Questa volta abbiamo cercato una domanda rivolta alle donne.What incident made you finally accept that life wasn’t fair?
Ed ecco le risposte del genere femminile:
I grew up relatively poor, so… I never really thought it was.
My divorce
I have done the “right things”. Gone to a good school, was financial frugal, dated thoughtfully, didnt cheat or lie, didn’t rush into marriage, was financial and emotionally prepared for children, was considerate and supportive of my partner, responsible, etc
My now ex husband lied and cheated and continues to. Is completely irresponsible, ignores the kids, doesnt work really but manages to get by by hanging out with wealthy friends and family.
He goes on extended trips to Europe several times a year, spends most of his time traveling and playing golf, has tons of friends.
I’m broke and stuck at home with a disabled child. Relationships are limited because my disabled child is disruptive. Can’t work consistently. His family and friends believes his lies and thinks I’m Satan who won’t let him see the kids (I’ve begged him to come many times). My teeth are falling out from stress.
He is having an absolute ball and my life sucks because I do the right things.
Edit to add: None of this is “fair”.
HOWEVER. I’ve been blessed with a wonderfully supportive family and many good friends. I’m so much better off than most in this situation.
We really need more of a safety net.
I can not imagine what would have happened without my family.
I grew up being severely bullied from kindergarten for being ugly, while simultaneously seeing how the pretty girls were treated and admired. I always knew life wasn’t fair.
growing up without much money really makes you understand very quickly that not everyone has the same opportunities.
When my stepfather passed away from lung cancer after being diagnosed only a few months prior. He was only 55. He and my mother never got to grow old together or retire together like they planned. They had only a year of marriage.
He didn’t smoke and never had.
When I worked really hard for something over decades and got nothing at the end. Hard work doesn’t necessarily pay off because life isn’t fair like that
My bullies and mean girls from high school and college are succeeding in their professional life and doing good.

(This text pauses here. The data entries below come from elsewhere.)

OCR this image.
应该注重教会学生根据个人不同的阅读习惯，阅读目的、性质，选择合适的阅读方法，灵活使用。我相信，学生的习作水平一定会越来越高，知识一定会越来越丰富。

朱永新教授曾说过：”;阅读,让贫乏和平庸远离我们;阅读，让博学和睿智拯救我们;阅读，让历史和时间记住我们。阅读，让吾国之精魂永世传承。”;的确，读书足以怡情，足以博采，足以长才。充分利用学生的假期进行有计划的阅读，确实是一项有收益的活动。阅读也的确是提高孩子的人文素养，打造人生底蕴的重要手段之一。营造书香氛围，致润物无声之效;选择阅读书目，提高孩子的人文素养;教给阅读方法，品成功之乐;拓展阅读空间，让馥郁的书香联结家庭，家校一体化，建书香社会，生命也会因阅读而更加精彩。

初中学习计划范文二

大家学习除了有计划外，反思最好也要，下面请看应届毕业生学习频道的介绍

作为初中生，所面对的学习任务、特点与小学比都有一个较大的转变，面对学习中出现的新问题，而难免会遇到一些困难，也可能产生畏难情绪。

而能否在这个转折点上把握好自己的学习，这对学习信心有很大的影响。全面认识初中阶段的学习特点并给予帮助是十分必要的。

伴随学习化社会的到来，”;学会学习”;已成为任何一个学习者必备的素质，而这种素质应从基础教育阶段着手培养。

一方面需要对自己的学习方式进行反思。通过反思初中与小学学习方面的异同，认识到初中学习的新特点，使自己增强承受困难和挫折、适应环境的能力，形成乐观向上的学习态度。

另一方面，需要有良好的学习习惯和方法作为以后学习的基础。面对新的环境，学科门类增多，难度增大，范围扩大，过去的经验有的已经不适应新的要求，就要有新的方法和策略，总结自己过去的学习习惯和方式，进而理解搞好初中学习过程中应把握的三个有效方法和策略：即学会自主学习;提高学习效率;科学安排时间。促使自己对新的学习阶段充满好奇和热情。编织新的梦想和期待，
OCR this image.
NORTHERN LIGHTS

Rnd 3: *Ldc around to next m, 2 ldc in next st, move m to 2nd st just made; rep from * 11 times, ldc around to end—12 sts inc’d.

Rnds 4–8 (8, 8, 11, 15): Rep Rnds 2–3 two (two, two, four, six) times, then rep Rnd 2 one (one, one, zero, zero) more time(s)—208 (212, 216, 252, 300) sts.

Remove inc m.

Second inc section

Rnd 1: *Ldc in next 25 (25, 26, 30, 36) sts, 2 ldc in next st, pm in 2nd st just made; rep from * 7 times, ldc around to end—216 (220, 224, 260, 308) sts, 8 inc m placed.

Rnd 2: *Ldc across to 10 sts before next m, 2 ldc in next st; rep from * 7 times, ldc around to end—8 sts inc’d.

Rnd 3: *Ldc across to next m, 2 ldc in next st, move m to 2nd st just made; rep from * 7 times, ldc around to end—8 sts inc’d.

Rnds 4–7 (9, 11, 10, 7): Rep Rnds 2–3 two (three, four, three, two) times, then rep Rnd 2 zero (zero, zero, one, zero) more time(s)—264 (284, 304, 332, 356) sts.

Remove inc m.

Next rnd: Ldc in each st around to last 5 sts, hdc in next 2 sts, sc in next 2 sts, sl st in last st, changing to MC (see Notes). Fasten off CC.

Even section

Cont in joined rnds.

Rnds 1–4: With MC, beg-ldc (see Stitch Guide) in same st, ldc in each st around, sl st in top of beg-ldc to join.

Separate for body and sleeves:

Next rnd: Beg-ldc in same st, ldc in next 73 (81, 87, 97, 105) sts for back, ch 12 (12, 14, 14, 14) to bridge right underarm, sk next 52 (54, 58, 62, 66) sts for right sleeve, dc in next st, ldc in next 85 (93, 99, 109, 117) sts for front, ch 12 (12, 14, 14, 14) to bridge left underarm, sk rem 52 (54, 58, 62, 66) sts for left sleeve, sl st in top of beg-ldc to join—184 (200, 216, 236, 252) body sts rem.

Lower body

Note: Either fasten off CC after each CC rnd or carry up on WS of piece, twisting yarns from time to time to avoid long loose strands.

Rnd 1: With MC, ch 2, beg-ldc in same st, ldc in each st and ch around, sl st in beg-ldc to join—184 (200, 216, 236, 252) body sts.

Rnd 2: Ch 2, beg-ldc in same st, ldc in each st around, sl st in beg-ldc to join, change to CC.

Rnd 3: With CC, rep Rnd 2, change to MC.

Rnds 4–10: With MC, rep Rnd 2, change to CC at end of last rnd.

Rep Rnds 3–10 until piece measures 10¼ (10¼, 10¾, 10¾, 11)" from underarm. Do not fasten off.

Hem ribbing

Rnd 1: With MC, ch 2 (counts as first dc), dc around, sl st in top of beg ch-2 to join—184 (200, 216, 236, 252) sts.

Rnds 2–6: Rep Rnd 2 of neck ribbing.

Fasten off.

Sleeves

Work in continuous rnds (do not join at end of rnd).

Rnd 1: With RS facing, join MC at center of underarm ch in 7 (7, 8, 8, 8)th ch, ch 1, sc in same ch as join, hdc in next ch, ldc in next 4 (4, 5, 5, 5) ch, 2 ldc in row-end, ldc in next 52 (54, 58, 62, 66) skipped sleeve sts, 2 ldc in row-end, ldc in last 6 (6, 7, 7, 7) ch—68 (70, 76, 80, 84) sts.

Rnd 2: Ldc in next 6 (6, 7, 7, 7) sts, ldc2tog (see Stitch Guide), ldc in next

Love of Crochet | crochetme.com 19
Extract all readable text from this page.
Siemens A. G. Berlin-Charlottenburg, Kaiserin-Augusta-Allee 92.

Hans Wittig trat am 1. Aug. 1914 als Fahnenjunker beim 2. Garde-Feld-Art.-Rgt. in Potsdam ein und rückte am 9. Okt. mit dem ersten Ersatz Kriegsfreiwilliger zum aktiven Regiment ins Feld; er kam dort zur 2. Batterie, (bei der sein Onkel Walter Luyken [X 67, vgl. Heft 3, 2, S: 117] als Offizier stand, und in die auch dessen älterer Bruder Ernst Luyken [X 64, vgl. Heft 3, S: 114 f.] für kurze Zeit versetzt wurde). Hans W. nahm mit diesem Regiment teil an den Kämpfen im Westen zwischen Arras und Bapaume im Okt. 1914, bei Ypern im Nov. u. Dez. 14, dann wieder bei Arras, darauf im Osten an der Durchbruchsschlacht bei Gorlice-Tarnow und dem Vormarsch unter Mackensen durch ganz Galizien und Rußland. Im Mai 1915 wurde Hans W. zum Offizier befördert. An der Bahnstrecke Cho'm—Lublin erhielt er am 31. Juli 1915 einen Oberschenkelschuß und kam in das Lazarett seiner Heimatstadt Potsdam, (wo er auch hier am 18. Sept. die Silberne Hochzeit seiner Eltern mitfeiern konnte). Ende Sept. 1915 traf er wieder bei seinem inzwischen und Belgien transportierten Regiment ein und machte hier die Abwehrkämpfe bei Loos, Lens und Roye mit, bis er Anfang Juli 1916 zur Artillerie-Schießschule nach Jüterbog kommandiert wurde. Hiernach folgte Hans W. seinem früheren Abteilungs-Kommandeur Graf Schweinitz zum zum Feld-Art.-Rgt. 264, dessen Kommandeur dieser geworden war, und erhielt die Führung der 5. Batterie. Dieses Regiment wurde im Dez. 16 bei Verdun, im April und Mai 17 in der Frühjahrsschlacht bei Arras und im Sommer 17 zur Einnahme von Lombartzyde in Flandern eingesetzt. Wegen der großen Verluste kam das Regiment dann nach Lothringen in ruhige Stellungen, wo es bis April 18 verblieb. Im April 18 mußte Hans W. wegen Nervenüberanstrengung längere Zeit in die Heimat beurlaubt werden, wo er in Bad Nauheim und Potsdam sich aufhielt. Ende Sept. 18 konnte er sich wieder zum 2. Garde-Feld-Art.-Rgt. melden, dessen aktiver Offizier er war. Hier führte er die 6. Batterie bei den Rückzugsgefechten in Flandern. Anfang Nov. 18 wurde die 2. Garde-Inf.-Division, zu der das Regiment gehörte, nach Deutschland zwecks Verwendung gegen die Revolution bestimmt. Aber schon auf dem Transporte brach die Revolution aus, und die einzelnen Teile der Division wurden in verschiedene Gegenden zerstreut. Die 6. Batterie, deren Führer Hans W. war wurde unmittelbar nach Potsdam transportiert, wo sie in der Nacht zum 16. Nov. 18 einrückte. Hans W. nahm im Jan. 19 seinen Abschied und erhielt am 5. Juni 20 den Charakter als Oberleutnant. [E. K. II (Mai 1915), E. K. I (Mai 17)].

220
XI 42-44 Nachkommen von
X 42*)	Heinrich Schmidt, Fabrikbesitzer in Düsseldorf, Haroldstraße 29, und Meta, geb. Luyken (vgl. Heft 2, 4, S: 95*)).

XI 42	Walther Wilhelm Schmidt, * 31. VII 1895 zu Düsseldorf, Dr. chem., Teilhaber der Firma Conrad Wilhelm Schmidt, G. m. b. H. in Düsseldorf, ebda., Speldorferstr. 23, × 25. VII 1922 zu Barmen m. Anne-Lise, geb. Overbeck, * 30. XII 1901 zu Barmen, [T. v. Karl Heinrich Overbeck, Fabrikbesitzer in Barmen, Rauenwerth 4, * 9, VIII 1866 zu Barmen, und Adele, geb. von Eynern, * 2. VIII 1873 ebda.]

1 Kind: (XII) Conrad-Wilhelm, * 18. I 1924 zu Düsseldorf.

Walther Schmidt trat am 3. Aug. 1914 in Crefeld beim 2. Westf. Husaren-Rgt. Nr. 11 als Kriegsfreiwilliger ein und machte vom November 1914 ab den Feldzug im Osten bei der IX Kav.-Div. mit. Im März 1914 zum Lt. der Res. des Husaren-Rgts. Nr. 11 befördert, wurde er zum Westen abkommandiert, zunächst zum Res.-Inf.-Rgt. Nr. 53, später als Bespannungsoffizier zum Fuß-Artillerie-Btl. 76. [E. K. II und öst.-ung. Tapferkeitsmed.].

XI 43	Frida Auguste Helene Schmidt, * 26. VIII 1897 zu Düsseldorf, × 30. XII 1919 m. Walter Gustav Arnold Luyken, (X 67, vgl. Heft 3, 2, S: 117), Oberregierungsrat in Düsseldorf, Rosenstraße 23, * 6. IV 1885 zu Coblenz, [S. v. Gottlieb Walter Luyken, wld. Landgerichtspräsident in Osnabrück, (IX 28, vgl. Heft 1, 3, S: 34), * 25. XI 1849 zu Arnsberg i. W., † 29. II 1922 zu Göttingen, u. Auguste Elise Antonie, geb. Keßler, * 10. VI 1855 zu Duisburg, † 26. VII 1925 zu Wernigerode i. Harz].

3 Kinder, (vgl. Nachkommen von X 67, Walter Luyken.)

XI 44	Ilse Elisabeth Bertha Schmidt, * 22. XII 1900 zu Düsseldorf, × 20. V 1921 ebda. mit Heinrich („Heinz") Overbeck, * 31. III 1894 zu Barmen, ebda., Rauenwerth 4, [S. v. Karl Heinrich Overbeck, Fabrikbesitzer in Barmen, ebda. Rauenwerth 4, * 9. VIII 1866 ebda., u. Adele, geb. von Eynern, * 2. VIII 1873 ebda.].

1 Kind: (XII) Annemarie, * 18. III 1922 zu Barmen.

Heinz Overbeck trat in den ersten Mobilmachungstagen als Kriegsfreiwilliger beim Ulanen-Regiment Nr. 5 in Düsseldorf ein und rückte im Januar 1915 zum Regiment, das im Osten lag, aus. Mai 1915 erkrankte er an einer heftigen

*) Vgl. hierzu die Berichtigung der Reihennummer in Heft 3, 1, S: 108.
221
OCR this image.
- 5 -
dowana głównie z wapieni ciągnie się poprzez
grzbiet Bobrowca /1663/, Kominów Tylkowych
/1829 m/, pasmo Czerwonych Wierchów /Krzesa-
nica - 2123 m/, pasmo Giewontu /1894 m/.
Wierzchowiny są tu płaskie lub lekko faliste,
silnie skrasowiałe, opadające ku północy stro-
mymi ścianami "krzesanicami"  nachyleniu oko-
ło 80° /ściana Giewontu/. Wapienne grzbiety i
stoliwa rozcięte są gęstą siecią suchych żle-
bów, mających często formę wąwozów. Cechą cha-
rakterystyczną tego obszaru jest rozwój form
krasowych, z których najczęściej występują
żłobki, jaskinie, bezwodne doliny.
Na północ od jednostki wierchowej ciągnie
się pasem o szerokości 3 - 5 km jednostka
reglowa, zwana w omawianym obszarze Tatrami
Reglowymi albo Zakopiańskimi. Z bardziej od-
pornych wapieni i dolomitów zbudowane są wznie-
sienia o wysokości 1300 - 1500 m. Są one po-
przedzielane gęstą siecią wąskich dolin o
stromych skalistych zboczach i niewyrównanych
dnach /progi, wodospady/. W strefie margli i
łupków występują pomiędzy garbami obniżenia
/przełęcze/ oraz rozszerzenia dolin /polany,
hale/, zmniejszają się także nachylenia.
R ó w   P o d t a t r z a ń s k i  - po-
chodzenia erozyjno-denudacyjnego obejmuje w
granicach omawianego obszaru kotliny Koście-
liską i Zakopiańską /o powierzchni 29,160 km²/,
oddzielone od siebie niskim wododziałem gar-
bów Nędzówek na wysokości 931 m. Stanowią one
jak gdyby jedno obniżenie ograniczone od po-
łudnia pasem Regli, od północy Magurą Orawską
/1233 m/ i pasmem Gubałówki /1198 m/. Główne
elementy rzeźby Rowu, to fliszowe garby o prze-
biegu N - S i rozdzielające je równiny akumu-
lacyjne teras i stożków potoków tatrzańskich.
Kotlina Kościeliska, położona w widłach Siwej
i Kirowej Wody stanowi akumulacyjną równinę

Hard work doesn’t pay off. Don’t give anyone more then you give to yourself. They will take and take, leaving you hung out to dry. You are replaceable.
I grew up below the poverty line and my parents were abusive, so gestures vaguely at my entire life
I always knew it wasn’t, but when my best friend died. She was diagnosed with cancer when we were 16. She’d had surgeries, chemo, radiation, and it was under control for a few years. She even had a kid when she was told she’d never be able to conceive. She was beating the odds! She had a good job, a nice apartment, was doing well as a single mom. Then the last 6 months of her life the cancer took a turn, and spread to her heart, it was inoperable. She was only a month away from turning 23, her son was 3. She would’ve been 36 last month. I miss her and think about her often.